How does Zenreader prevent unintentional plagiarism

Plagiarism is the practice of taking someone else's work or ideas and passing them as one's own. There are two types of plagiarism:

Intentional Plagiarism: when someone knowingly presents someone else’s ideas, research, words and work as their own.

Unintentional Plagiarism: credit for another person’s ideas, research and words is not given properly when these are incorporated in one's work. Main sources of unintentional plagiarism are:

  • failing to cite your sources correctly,
  • not citing paraphrased information.

Whilst we have no control whether someone uses our tools for intentional plagiarism, at Leapian, we take active steps towards ensuring that our products are contributing to reducing unintentional plagiarism. We achieve this by:

  1. attaching bibliographic information to each piece of information that is extracted from a document;
  2. automatically copying citation information when pieces of information originating from documents are exported (even if the content has been paraphrased),
  3. developing natural language processing algorithms to detect whether text should be cited.
Keeping track of all

Source Documents

When a document is imported, Zenreader tries to automatically detect the metadata by looking for a unique document identifier (PII, DOI, PubMed ID, etc.). When the bibliographic information cannot be detected, it can be manually added.

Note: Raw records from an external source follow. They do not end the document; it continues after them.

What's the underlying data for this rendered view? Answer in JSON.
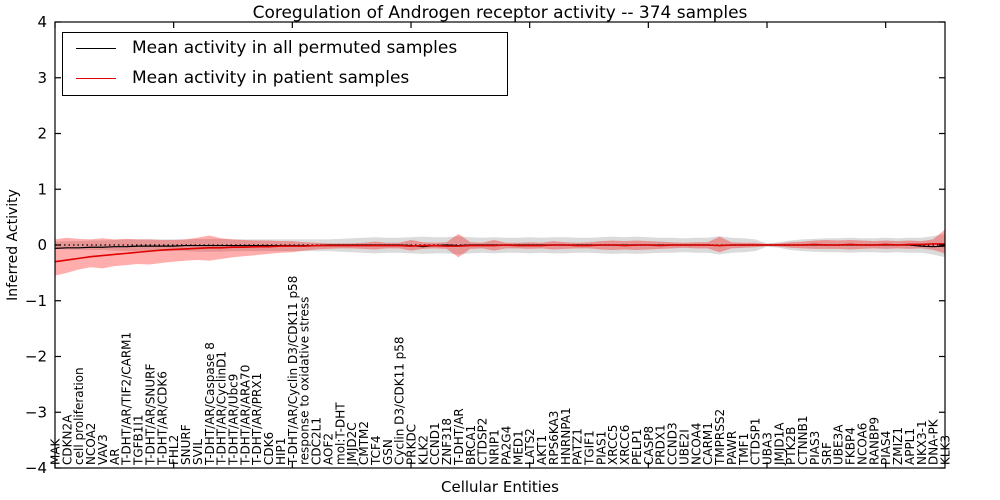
{
  "chart_data": {
    "type": "line",
    "title": "Coregulation of Androgen receptor activity -- 374 samples",
    "xlabel": "Cellular Entities",
    "ylabel": "Inferred Activity",
    "ylim": [
      -4,
      4
    ],
    "yticks": [
      -4,
      -3,
      -2,
      -1,
      0,
      1,
      2,
      3,
      4
    ],
    "xtick_major_interval": 10,
    "grid": false,
    "legend_position": "upper left",
    "categories": [
      "MAK",
      "CDKN2A",
      "cell proliferation",
      "NCOA2",
      "VAV3",
      "AR",
      "T-DHT/AR/TIF2/CARM1",
      "TGFB1I1",
      "T-DHT/AR/SNURF",
      "T-DHT/AR/CDK6",
      "FHL2",
      "SNURF",
      "SVIL",
      "T-DHT/AR/Caspase 8",
      "T-DHT/AR/CyclinD1",
      "T-DHT/AR/Ubc9",
      "T-DHT/AR/ARA70",
      "T-DHT/AR/PRX1",
      "CDK6",
      "HIP1",
      "T-DHT/AR/Cyclin D3/CDK11 p58",
      "response to oxidative stress",
      "CDC2L1",
      "AOF2",
      "mol:T-DHT",
      "JMJD2C",
      "CMTM2",
      "TCF4",
      "GSN",
      "Cyclin D3/CDK11 p58",
      "PRKDC",
      "KLK2",
      "CCND1",
      "ZNF318",
      "T-DHT/AR",
      "BRCA1",
      "CTDSP2",
      "NRIP1",
      "PA2G4",
      "MED1",
      "LATS2",
      "AKT1",
      "RPS6KA3",
      "HNRNPA1",
      "PATZ1",
      "TGIF1",
      "PIAS1",
      "XRCC5",
      "XRCC6",
      "PELP1",
      "CASP8",
      "PRDX1",
      "CCND3",
      "UBE2I",
      "NCOA4",
      "CARM1",
      "TMPRSS2",
      "PAWR",
      "TMF1",
      "CTDSP1",
      "UBA3",
      "JMJD1A",
      "PTK2B",
      "CTNNB1",
      "PIAS3",
      "SRF",
      "UBE3A",
      "FKBP4",
      "NCOA6",
      "RANBP9",
      "PIAS4",
      "ZMIZ1",
      "APPL1",
      "NKX3-1",
      "DNA-PK",
      "KLK3"
    ],
    "series": [
      {
        "name": "Mean activity in all permuted samples",
        "color": "#000000",
        "values": [
          -0.06,
          -0.05,
          -0.05,
          -0.04,
          -0.04,
          -0.03,
          -0.03,
          -0.02,
          -0.02,
          -0.02,
          -0.02,
          -0.01,
          -0.01,
          -0.01,
          -0.01,
          -0.01,
          -0.01,
          -0.01,
          -0.01,
          -0.01,
          -0.01,
          -0.01,
          -0.01,
          0,
          0,
          0,
          0,
          0,
          0,
          0,
          -0.01,
          -0.03,
          -0.01,
          0,
          -0.01,
          0,
          0,
          0,
          0,
          0,
          0,
          0,
          0,
          0,
          0,
          0,
          0,
          0,
          0,
          0,
          0,
          0,
          0,
          0,
          0,
          0,
          -0.01,
          0,
          0,
          0,
          0,
          0,
          0,
          0,
          0,
          0,
          0,
          0,
          0,
          0,
          0,
          0,
          0,
          -0.02,
          -0.03,
          -0.02
        ]
      },
      {
        "name": "Mean activity in patient samples",
        "color": "#e00000",
        "values": [
          -0.3,
          -0.27,
          -0.24,
          -0.21,
          -0.19,
          -0.17,
          -0.15,
          -0.13,
          -0.11,
          -0.09,
          -0.08,
          -0.07,
          -0.06,
          -0.05,
          -0.05,
          -0.04,
          -0.04,
          -0.03,
          -0.03,
          -0.02,
          -0.02,
          -0.02,
          -0.01,
          -0.01,
          -0.01,
          -0.01,
          -0.01,
          -0.01,
          -0.01,
          -0.01,
          -0.02,
          -0.01,
          -0.01,
          -0.02,
          -0.02,
          -0.01,
          -0.01,
          -0.01,
          0,
          -0.01,
          -0.01,
          -0.01,
          0,
          0,
          -0.01,
          -0.01,
          0,
          0,
          -0.01,
          0,
          0,
          -0.01,
          0,
          0,
          0,
          0,
          -0.01,
          0,
          0,
          0,
          0,
          0,
          0,
          0,
          0.01,
          0,
          0,
          0.01,
          0,
          0,
          0.01,
          0,
          0.01,
          0.01,
          0.02,
          0.02
        ]
      }
    ],
    "bands": [
      {
        "name": "permuted-range",
        "color": "rgba(0,0,0,0.14)",
        "upper": [
          0.06,
          0.07,
          0.07,
          0.08,
          0.08,
          0.09,
          0.1,
          0.1,
          0.1,
          0.1,
          0.1,
          0.1,
          0.11,
          0.11,
          0.11,
          0.1,
          0.1,
          0.1,
          0.1,
          0.1,
          0.1,
          0.1,
          0.1,
          0.1,
          0.11,
          0.12,
          0.13,
          0.14,
          0.13,
          0.13,
          0.14,
          0.15,
          0.14,
          0.14,
          0.16,
          0.14,
          0.13,
          0.14,
          0.13,
          0.13,
          0.14,
          0.13,
          0.14,
          0.14,
          0.13,
          0.13,
          0.14,
          0.15,
          0.14,
          0.15,
          0.14,
          0.13,
          0.13,
          0.12,
          0.13,
          0.13,
          0.16,
          0.13,
          0.12,
          0.1,
          0.03,
          0.05,
          0.08,
          0.1,
          0.11,
          0.12,
          0.12,
          0.13,
          0.12,
          0.12,
          0.13,
          0.12,
          0.13,
          0.13,
          0.16,
          0.2
        ],
        "lower": [
          -0.07,
          -0.08,
          -0.08,
          -0.09,
          -0.09,
          -0.1,
          -0.11,
          -0.11,
          -0.11,
          -0.11,
          -0.11,
          -0.11,
          -0.12,
          -0.12,
          -0.12,
          -0.11,
          -0.11,
          -0.11,
          -0.11,
          -0.11,
          -0.11,
          -0.11,
          -0.11,
          -0.11,
          -0.12,
          -0.13,
          -0.14,
          -0.15,
          -0.14,
          -0.14,
          -0.15,
          -0.16,
          -0.15,
          -0.15,
          -0.17,
          -0.15,
          -0.14,
          -0.15,
          -0.14,
          -0.14,
          -0.15,
          -0.14,
          -0.15,
          -0.15,
          -0.14,
          -0.14,
          -0.15,
          -0.16,
          -0.15,
          -0.16,
          -0.15,
          -0.14,
          -0.14,
          -0.13,
          -0.14,
          -0.14,
          -0.17,
          -0.14,
          -0.13,
          -0.11,
          -0.03,
          -0.05,
          -0.09,
          -0.11,
          -0.12,
          -0.13,
          -0.13,
          -0.14,
          -0.13,
          -0.13,
          -0.14,
          -0.13,
          -0.14,
          -0.14,
          -0.17,
          -0.22
        ]
      },
      {
        "name": "patient-range",
        "color": "rgba(255,0,0,0.32)",
        "upper": [
          0.1,
          0.13,
          0.11,
          0.1,
          0.12,
          0.1,
          0.11,
          0.1,
          0.1,
          0.09,
          0.09,
          0.1,
          0.13,
          0.17,
          0.12,
          0.1,
          0.09,
          0.08,
          0.08,
          0.07,
          0.07,
          0.05,
          0.04,
          0.03,
          0.03,
          0.03,
          0.04,
          0.06,
          0.04,
          0.04,
          0.09,
          0.05,
          0.04,
          0.05,
          0.2,
          0.05,
          0.04,
          0.09,
          0.04,
          0.04,
          0.05,
          0.04,
          0.07,
          0.05,
          0.04,
          0.05,
          0.07,
          0.08,
          0.07,
          0.08,
          0.07,
          0.06,
          0.05,
          0.04,
          0.05,
          0.05,
          0.15,
          0.05,
          0.04,
          0.04,
          0.02,
          0.03,
          0.05,
          0.06,
          0.08,
          0.09,
          0.08,
          0.09,
          0.08,
          0.07,
          0.08,
          0.07,
          0.08,
          0.07,
          0.1,
          0.28
        ],
        "lower": [
          -0.55,
          -0.5,
          -0.44,
          -0.4,
          -0.42,
          -0.38,
          -0.36,
          -0.34,
          -0.35,
          -0.32,
          -0.3,
          -0.28,
          -0.27,
          -0.28,
          -0.25,
          -0.22,
          -0.2,
          -0.18,
          -0.16,
          -0.14,
          -0.13,
          -0.1,
          -0.08,
          -0.07,
          -0.06,
          -0.06,
          -0.07,
          -0.08,
          -0.06,
          -0.06,
          -0.1,
          -0.07,
          -0.06,
          -0.07,
          -0.22,
          -0.07,
          -0.06,
          -0.1,
          -0.06,
          -0.06,
          -0.07,
          -0.06,
          -0.08,
          -0.07,
          -0.06,
          -0.06,
          -0.08,
          -0.09,
          -0.08,
          -0.09,
          -0.08,
          -0.07,
          -0.06,
          -0.05,
          -0.06,
          -0.06,
          -0.13,
          -0.06,
          -0.05,
          -0.04,
          -0.02,
          -0.03,
          -0.05,
          -0.06,
          -0.07,
          -0.07,
          -0.07,
          -0.08,
          -0.07,
          -0.06,
          -0.07,
          -0.06,
          -0.07,
          -0.06,
          -0.09,
          -0.15
        ]
      }
    ],
    "zero_line": {
      "style": "dotted",
      "color": "#000000",
      "y": 0
    }
  }
}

Every piece of information extracted from documents is treated as an extract (aka snippet) to be cited when used in other parts of Zenreader.

Automatic citations of

Snippets

Zenreader automatically attaches bibliographic information to any snippet extracted from a document, so that you always know exactly where the information came from.

When snippets are added to notes or exported from Zenreader, the citation information is exported as well, thus minimisng the chances of forgetting to add the citation.